The Grandest—and Most Existential—of Colonialist Epics


A fascinating whatsit never released in the United States, Valerio Zurlini’s 1976 adaptation of the revered 1938 Dino Buzzati novel by the same name is a massive post-Lean epic—a colonialist drama, shot in widescreen on location, and with an international cast including Jean-Louis Trintignant, Max von Sydow, Fernando Rey, Philippe Noiret, and Vittorio Gassman—that’s actually about the absence of event and consequence. It may be the grandest and most lavish existentialist parable ever made.

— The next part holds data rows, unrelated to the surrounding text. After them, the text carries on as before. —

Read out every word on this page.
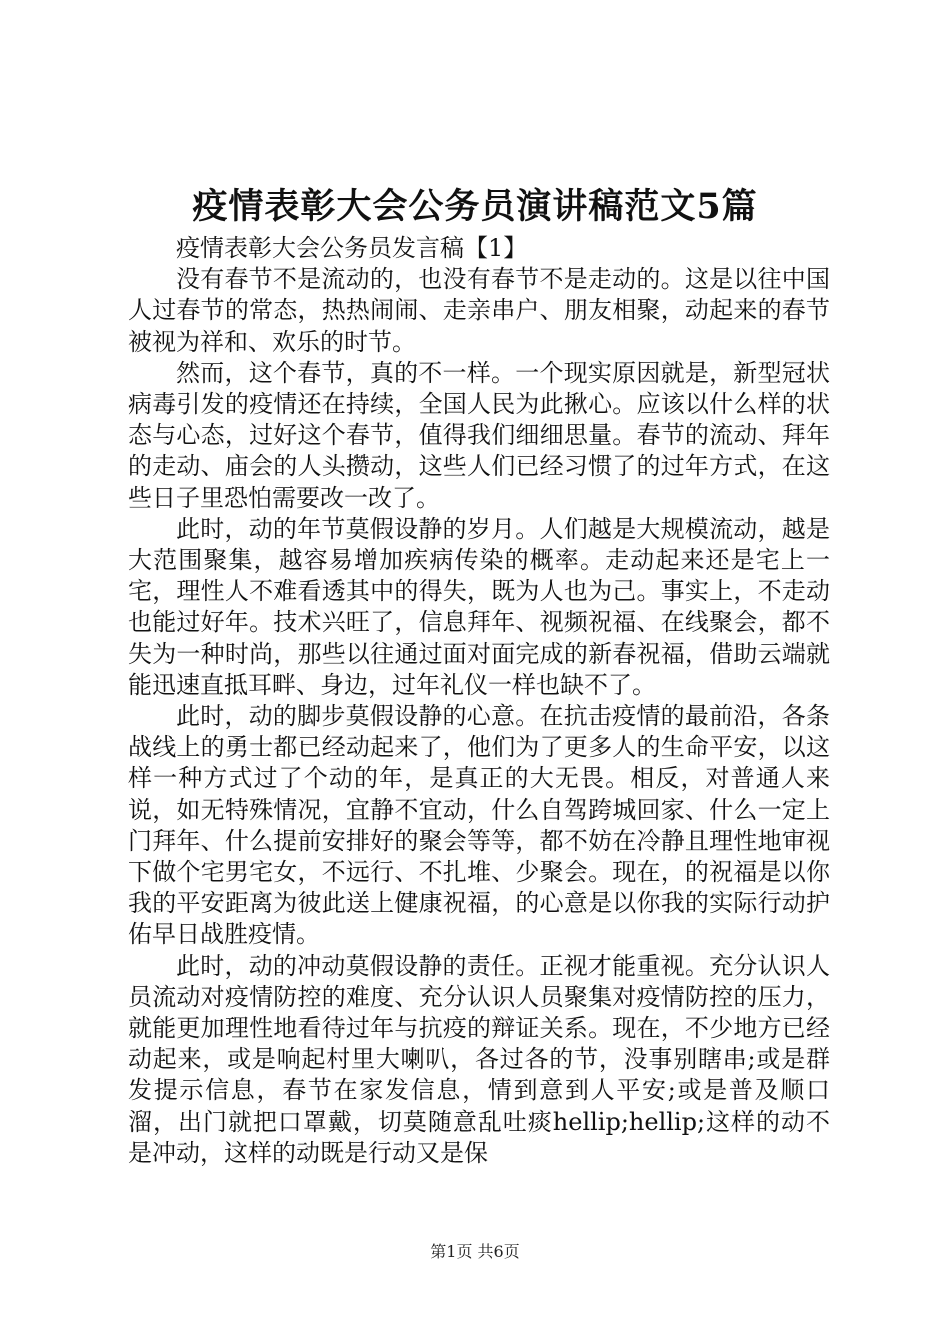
疫情表彰大会公务员演讲稿范文5篇

疫情表彰大会公务员发言稿【1】

没有春节不是流动的，也没有春节不是走动的。这是以往中国人过春节的常态，热热闹闹、走亲串户、朋友相聚，动起来的春节被视为祥和、欢乐的时节。

然而，这个春节，真的不一样。一个现实原因就是，新型冠状病毒引发的疫情还在持续，全国人民为此揪心。应该以什么样的状态与心态，过好这个春节，值得我们细细思量。春节的流动、拜年的走动、庙会的人头攒动，这些人们已经习惯了的过年方式，在这些日子里恐怕需要改一改了。

此时，动的年节莫假设静的岁月。人们越是大规模流动，越是大范围聚集，越容易增加疾病传染的概率。走动起来还是宅上一宅，理性人不难看透其中的得失，既为人也为己。事实上，不走动也能过好年。技术兴旺了，信息拜年、视频祝福、在线聚会，都不失为一种时尚，那些以往通过面对面完成的新春祝福，借助云端就能迅速直抵耳畔、身边，过年礼仪一样也缺不了。

此时，动的脚步莫假设静的心意。在抗击疫情的最前沿，各条战线上的勇士都已经动起来了，他们为了更多人的生命平安，以这样一种方式过了个动的年，是真正的大无畏。相反，对普通人来说，如无特殊情况，宜静不宜动，什么自驾跨城回家、什么一定上门拜年、什么提前安排好的聚会等等，都不妨在冷静且理性地审视下做个宅男宅女，不远行、不扎堆、少聚会。现在，的祝福是以你我的平安距离为彼此送上健康祝福，的心意是以你我的实际行动护佑早日战胜疫情。

此时，动的冲动莫假设静的责任。正视才能重视。充分认识人员流动对疫情防控的难度、充分认识人员聚集对疫情防控的压力，就能更加理性地看待过年与抗疫的辩证关系。现在，不少地方已经动起来，或是响起村里大喇叭，各过各的节，没事别瞎串;或是群发提示信息，春节在家发信息，情到意到人平安;或是普及顺口溜，出门就把口罩戴，切莫随意乱吐痰hellip;hellip;这样的动不是冲动，这样的动既是行动又是保

第1页 共6页
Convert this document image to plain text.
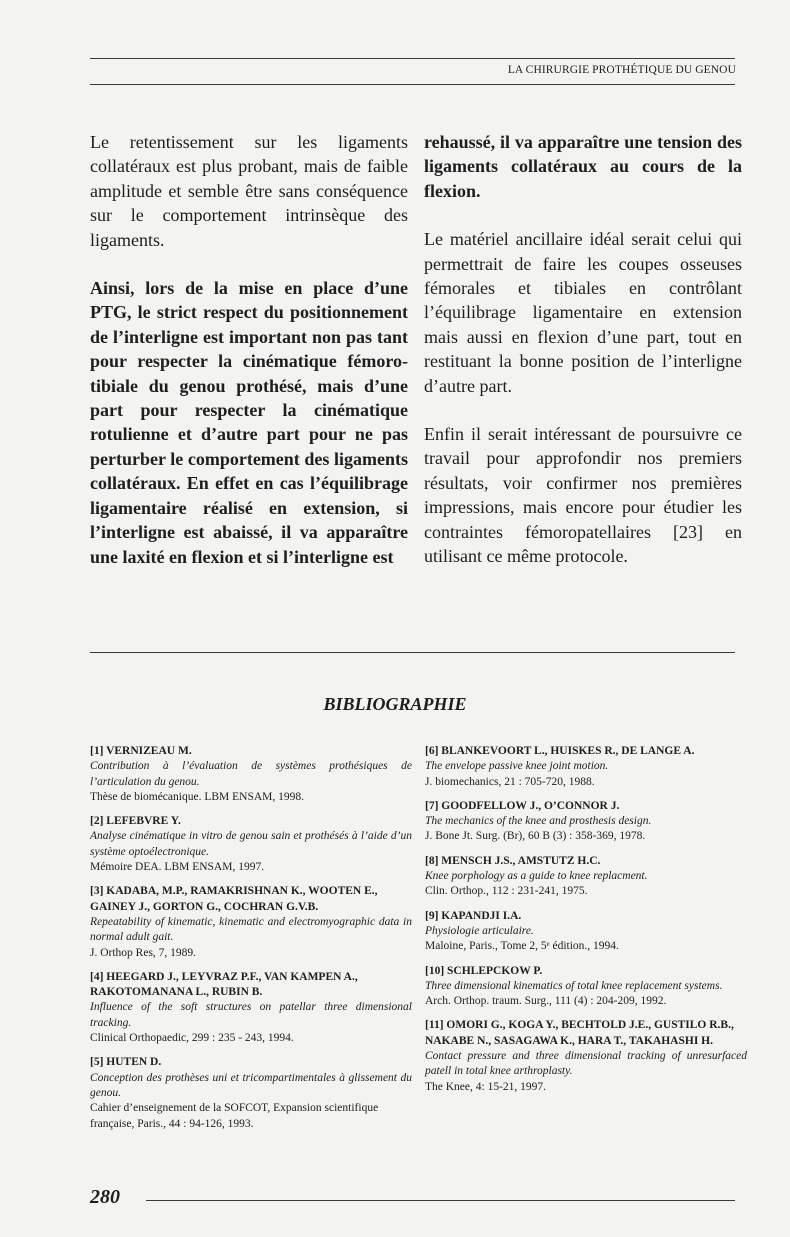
LA CHIRURGIE PROTHÉTIQUE DU GENOU

Le retentissement sur les ligaments collatéraux est plus probant, mais de faible amplitude et semble être sans conséquence sur le comportement intrinsèque des ligaments.

Ainsi, lors de la mise en place d’une PTG, le strict respect du positionnement de l’interligne est important non pas tant pour respecter la cinématique fémoro-tibiale du genou prothésé, mais d’une part pour respecter la cinématique rotulienne et d’autre part pour ne pas perturber le comportement des ligaments collatéraux. En effet en cas l’équilibrage ligamentaire réalisé en extension, si l’interligne est abaissé, il va apparaître une laxité en flexion et si l’interligne est

rehaussé, il va apparaître une tension des ligaments collatéraux au cours de la flexion.

Le matériel ancillaire idéal serait celui qui permettrait de faire les coupes osseuses fémorales et tibiales en contrôlant l’équilibrage ligamentaire en extension mais aussi en flexion d’une part, tout en restituant la bonne position de l’interligne d’autre part.

Enfin il serait intéressant de poursuivre ce travail pour approfondir nos premiers résultats, voir confirmer nos premières impressions, mais encore pour étudier les contraintes fémoropatellaires [23] en utilisant ce même protocole.

BIBLIOGRAPHIE
[1] VERNIZEAU M.
Contribution à l’évaluation de systèmes prothésiques de l’articulation du genou.
Thèse de biomécanique. LBM ENSAM, 1998.
[2] LEFEBVRE Y.
Analyse cinématique in vitro de genou sain et prothésés à l’aide d’un système optoélectronique.
Mémoire DEA. LBM ENSAM, 1997.
[3] KADABA, M.P., RAMAKRISHNAN K., WOOTEN E., GAINEY J., GORTON G., COCHRAN G.V.B.
Repeatability of kinematic, kinematic and electromyographic data in normal adult gait.
J. Orthop Res, 7, 1989.
[4] HEEGARD J., LEYVRAZ P.F., VAN KAMPEN A., RAKOTOMANANA L., RUBIN B.
Influence of the soft structures on patellar three dimensional tracking.
Clinical Orthopaedic, 299 : 235 - 243, 1994.
[5] HUTEN D.
Conception des prothèses uni et tricompartimentales à glissement du genou.
Cahier d’enseignement de la SOFCOT, Expansion scientifique française, Paris., 44 : 94-126, 1993.
[6] BLANKEVOORT L., HUISKES R., DE LANGE A.
The envelope passive knee joint motion.
J. biomechanics, 21 : 705-720, 1988.
[7] GOODFELLOW J., O’CONNOR J.
The mechanics of the knee and prosthesis design.
J. Bone Jt. Surg. (Br), 60 B (3) : 358-369, 1978.
[8] MENSCH J.S., AMSTUTZ H.C.
Knee porphology as a guide to knee replacment.
Clin. Orthop., 112 : 231-241, 1975.
[9] KAPANDJI I.A.
Physiologie articulaire.
Maloine, Paris., Tome 2, 5ᵉ édition., 1994.
[10] SCHLEPCKOW P.
Three dimensional kinematics of total knee replacement systems.
Arch. Orthop. traum. Surg., 111 (4) : 204-209, 1992.
[11] OMORI G., KOGA Y., BECHTOLD J.E., GUSTILO R.B., NAKABE N., SASAGAWA K., HARA T., TAKAHASHI H.
Contact pressure and three dimensional tracking of unresurfaced patell in total knee arthroplasty.
The Knee, 4: 15-21, 1997.
280
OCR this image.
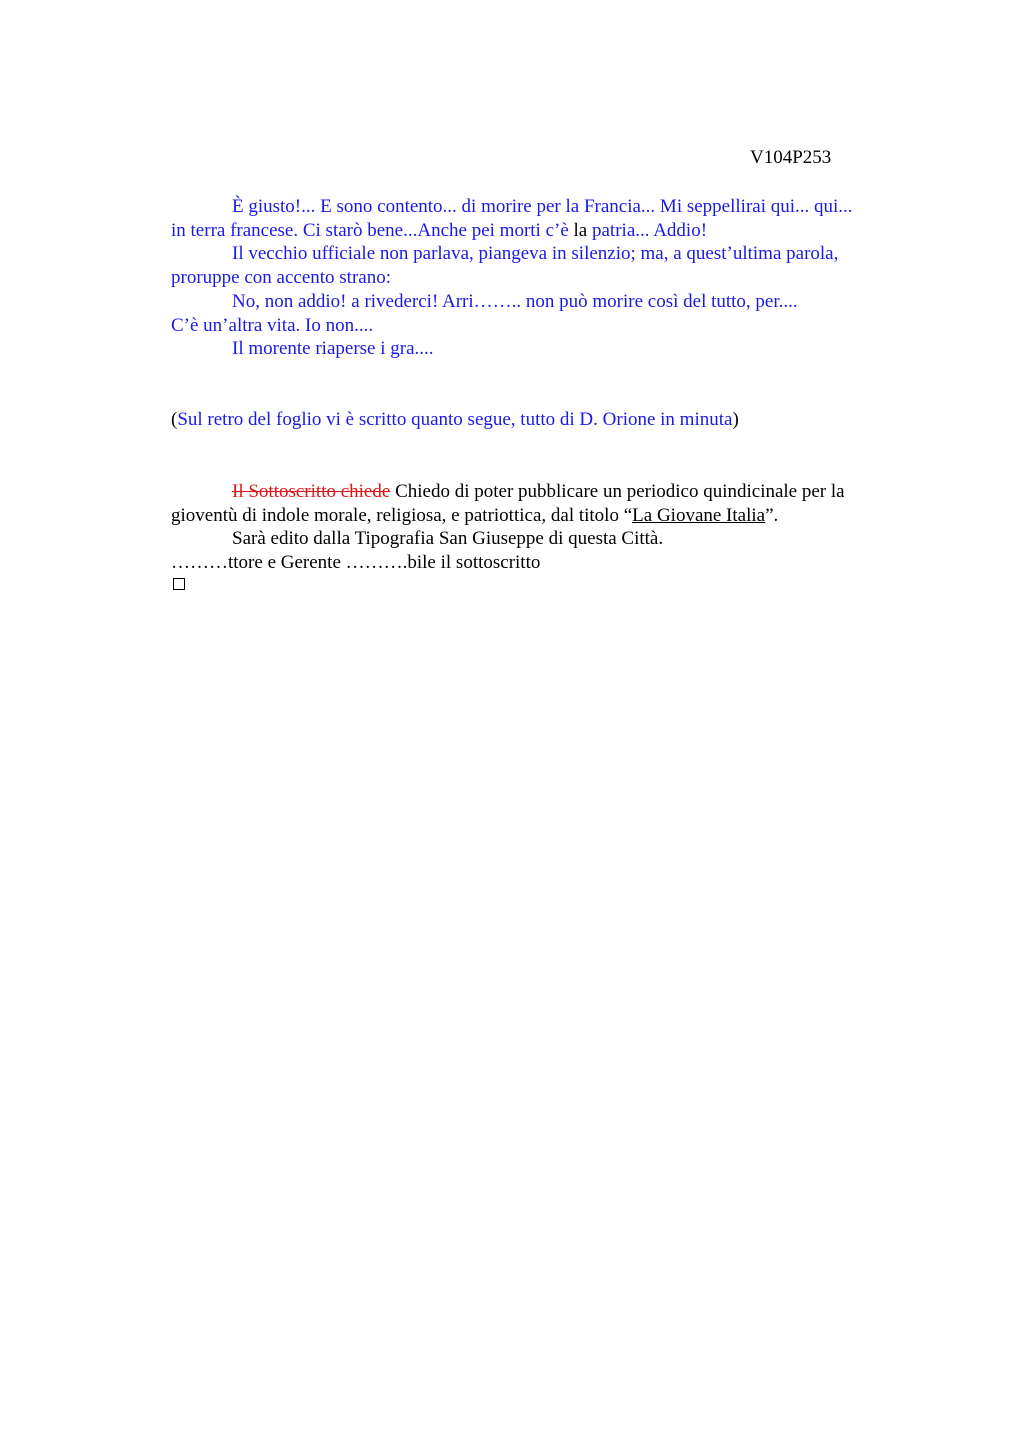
V104P253
È giusto!... E sono contento... di morire per la Francia... Mi seppellirai qui... qui...
in terra francese. Ci starò bene...Anche pei morti c’è la patria... Addio!
Il vecchio ufficiale non parlava, piangeva in silenzio; ma, a quest’ultima parola,
proruppe con accento strano:
No, non addio! a rivederci! Arri…….. non può morire così del tutto, per....
C’è un’altra vita. Io non....
Il morente riaperse i gra....
(Sul retro del foglio vi è scritto quanto segue, tutto di D. Orione in minuta)
Il Sottoscritto chiede Chiedo di poter pubblicare un periodico quindicinale per la
gioventù di indole morale, religiosa, e patriottica, dal titolo “La Giovane Italia”.
Sarà edito dalla Tipografia San Giuseppe di questa Città.
………ttore e Gerente ……….bile il sottoscritto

A baby-faced soldier (Jacques Perrin) is assigned to the outskirts of an unspecified empire—specifically, to a massive, ancient fortress beyond which lies only the endless desert and “the Tartars,” the Orwellian enemy that never appears, but must be prepared for at all times. Time passes in an hourglass; the Old World officers living rather poshly inside are either going slowly insane or praying for reassignment. Employing all of the accoutrements of colonialism as metaphors for futile- destiny despair and yet visually resembling an expensive international co-production in which something big always seems to be on the verge of happening, Zurlini’s movie also boasts a secret weapon like none other: the Bam Citadel. Shot entirely within the 2,000-year-old Persian city—decimated forever in the 2003 earthquake—Zurlini’s film is fascinating both as a modernist flourish set in a primeval reality, and as a historical record. Extras include a CD of Ennio Morricone’s score, three interview docs, trailers, posters, and a dense booklet of production info.